その秀麗なイメージとは相反して、鬱蒼とした森の中を進む。かろうじて木々の切れ目から眼下の風景を見て取れるものの、独立峰という開放的なイメージからは程遠い鬱屈とも言える山道が続く。

五合目を過ぎると、ロープを伝って登る箇所があったり、大きな岩を乗り越えなければならなかったりと、結構きつい道になっていく。ただ高齢のパーティーが前を進んでいて必然的にペースダウンしたためか、体力的・精神的な辛さは感じなかった。変化があって楽しいくらいだ。

しかし七合目から、山はその性格を一変させた。森に覆われた山肌から、ごつごつした岩が立ちはだかる道へと変わる。地学的にも七合目を境に違いがあるらしく、何か別な山を登っている印象すら与える変貌である。僕らは賑やかな高齢パーティーに道を譲ってもらい、前に進んでいった。小学生がダッシュで駆け上っていく。驚くべき軽装備の彼らは、先を競うかのように、何かに取り付かれたように先を急ぐ。
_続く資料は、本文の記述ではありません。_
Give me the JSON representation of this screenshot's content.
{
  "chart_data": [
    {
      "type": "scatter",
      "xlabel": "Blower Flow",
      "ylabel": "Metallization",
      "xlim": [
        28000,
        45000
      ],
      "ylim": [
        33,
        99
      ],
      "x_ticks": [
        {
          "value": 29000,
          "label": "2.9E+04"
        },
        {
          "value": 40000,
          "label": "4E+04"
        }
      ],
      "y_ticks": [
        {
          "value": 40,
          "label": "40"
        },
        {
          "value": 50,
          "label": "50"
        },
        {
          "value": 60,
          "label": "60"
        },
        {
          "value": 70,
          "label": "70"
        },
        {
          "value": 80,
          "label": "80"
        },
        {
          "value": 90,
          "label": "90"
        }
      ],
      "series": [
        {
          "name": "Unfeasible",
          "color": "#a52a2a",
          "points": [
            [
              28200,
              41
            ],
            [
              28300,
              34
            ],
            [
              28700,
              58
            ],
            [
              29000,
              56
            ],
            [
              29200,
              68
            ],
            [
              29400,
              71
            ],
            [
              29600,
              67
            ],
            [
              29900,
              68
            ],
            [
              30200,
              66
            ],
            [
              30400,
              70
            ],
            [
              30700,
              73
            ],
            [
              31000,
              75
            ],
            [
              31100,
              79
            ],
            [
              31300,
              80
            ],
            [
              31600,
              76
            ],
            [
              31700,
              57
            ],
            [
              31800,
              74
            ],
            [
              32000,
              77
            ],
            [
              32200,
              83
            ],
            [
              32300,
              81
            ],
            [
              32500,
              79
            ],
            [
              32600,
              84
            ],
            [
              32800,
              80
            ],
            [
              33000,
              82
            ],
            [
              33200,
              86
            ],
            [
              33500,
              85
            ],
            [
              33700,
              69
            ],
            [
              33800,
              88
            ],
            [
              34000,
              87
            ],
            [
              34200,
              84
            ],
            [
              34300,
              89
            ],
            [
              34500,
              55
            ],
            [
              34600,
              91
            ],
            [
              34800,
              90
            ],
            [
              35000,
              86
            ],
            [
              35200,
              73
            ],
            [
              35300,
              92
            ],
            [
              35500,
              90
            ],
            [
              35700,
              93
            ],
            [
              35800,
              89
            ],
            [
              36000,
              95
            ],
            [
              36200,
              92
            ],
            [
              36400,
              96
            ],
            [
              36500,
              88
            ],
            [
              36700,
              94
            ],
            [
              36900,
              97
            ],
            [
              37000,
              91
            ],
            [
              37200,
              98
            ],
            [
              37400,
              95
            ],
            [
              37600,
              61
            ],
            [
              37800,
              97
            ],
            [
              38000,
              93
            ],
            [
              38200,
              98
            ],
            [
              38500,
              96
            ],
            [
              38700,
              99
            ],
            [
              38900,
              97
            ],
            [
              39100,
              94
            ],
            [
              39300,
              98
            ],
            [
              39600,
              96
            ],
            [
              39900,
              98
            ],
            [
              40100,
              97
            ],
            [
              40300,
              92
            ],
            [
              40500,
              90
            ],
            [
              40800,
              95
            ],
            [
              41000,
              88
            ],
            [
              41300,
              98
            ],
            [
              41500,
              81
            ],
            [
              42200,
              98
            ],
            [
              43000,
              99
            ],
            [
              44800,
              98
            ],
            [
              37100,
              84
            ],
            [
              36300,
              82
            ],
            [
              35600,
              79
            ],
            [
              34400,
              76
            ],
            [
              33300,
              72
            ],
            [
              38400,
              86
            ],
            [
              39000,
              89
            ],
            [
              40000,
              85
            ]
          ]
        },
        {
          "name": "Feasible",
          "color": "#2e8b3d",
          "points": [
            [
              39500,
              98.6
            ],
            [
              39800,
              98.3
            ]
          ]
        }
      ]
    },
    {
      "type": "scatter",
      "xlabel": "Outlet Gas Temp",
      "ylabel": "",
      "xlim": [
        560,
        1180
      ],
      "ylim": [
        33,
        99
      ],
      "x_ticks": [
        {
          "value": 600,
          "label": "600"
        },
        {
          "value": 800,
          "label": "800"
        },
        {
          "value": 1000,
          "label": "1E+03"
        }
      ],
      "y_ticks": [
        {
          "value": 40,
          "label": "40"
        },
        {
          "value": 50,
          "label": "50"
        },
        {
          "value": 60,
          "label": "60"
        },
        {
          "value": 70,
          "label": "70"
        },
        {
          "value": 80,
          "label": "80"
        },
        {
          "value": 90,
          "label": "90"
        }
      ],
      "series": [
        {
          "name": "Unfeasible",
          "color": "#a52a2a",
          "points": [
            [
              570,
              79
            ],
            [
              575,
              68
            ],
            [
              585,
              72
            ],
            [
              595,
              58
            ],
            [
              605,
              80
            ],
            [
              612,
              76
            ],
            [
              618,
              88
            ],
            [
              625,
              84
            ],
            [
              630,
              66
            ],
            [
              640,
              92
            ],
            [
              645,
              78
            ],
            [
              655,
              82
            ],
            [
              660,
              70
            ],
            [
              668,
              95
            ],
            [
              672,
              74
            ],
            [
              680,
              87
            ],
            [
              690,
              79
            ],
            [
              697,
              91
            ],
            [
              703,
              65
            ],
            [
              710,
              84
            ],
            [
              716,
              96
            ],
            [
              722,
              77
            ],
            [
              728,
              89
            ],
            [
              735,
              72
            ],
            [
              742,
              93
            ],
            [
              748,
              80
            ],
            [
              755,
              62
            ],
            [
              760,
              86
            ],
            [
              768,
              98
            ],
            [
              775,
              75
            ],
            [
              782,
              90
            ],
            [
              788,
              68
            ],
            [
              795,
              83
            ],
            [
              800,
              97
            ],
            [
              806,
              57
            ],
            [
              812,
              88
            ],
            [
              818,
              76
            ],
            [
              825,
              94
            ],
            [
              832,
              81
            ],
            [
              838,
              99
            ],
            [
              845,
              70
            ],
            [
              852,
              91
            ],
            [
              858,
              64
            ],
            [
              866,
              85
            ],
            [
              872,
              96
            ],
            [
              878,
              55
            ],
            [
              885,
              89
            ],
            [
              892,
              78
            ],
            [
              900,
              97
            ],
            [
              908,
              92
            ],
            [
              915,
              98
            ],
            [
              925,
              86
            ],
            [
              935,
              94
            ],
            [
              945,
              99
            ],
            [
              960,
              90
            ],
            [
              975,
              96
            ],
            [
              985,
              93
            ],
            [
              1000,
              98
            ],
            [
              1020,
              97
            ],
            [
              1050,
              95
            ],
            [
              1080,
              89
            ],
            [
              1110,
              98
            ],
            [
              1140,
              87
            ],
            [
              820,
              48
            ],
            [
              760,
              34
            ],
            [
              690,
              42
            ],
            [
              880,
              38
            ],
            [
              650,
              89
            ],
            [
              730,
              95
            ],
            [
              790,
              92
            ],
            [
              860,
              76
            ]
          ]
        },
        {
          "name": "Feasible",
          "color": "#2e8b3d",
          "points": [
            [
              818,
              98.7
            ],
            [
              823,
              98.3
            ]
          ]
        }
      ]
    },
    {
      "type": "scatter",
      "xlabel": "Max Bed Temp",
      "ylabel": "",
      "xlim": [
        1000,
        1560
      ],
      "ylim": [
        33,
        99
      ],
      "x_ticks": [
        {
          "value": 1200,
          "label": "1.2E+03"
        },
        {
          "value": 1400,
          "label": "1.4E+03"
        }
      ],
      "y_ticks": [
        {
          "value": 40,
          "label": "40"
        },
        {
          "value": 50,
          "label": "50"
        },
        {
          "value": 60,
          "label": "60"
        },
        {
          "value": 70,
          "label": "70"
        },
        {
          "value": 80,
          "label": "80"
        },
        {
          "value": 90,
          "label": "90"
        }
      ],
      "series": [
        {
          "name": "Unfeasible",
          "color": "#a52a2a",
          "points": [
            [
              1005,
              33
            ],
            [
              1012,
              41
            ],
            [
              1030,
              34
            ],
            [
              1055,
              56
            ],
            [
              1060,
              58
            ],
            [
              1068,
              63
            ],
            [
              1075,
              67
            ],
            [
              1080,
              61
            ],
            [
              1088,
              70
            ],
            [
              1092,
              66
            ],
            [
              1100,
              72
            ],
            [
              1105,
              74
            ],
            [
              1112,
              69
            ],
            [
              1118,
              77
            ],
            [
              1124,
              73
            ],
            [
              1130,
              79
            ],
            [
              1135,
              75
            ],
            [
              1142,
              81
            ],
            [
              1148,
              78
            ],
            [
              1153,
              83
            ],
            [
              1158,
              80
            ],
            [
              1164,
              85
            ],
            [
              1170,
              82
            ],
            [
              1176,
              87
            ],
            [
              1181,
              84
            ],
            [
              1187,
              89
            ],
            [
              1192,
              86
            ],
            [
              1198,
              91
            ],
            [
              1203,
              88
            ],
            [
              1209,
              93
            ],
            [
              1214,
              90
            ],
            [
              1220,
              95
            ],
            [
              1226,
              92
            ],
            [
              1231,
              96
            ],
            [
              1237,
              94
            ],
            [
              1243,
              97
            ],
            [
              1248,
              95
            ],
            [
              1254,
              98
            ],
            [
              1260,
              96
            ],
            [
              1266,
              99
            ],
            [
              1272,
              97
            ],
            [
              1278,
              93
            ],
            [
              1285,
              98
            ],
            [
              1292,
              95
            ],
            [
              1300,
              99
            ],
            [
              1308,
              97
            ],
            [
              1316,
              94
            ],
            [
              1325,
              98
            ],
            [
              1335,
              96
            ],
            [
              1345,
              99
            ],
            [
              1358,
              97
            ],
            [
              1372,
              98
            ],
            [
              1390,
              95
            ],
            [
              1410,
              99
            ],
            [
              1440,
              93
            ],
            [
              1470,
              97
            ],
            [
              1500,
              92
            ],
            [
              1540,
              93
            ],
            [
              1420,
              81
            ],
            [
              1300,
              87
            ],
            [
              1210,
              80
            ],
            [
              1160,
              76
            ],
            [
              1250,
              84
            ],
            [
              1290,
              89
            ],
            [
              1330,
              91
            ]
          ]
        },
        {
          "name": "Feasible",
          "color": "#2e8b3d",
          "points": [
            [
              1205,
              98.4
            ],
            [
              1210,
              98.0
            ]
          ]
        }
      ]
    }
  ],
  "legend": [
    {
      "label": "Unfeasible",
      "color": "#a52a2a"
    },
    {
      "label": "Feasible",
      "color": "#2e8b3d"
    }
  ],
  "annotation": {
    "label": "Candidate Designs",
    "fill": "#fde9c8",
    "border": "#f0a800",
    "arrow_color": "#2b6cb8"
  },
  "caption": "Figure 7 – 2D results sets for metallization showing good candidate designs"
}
最後に急峻な岩々を登りきると、ようやく頂上にたどり着く。焼酎のCM(白波だったかな)にも登場する岩場から眺める360度のパノラマは確かに美しい。うす曇りの天気が残念ではあるけれど、そのマイナスを差し引いてもおつりがくる雄大さ。風を受け、岩場に立つ。手を広げ、風を捉えれば本気で飛べるんじゃないだろうかと思わせる、そんな光景だ。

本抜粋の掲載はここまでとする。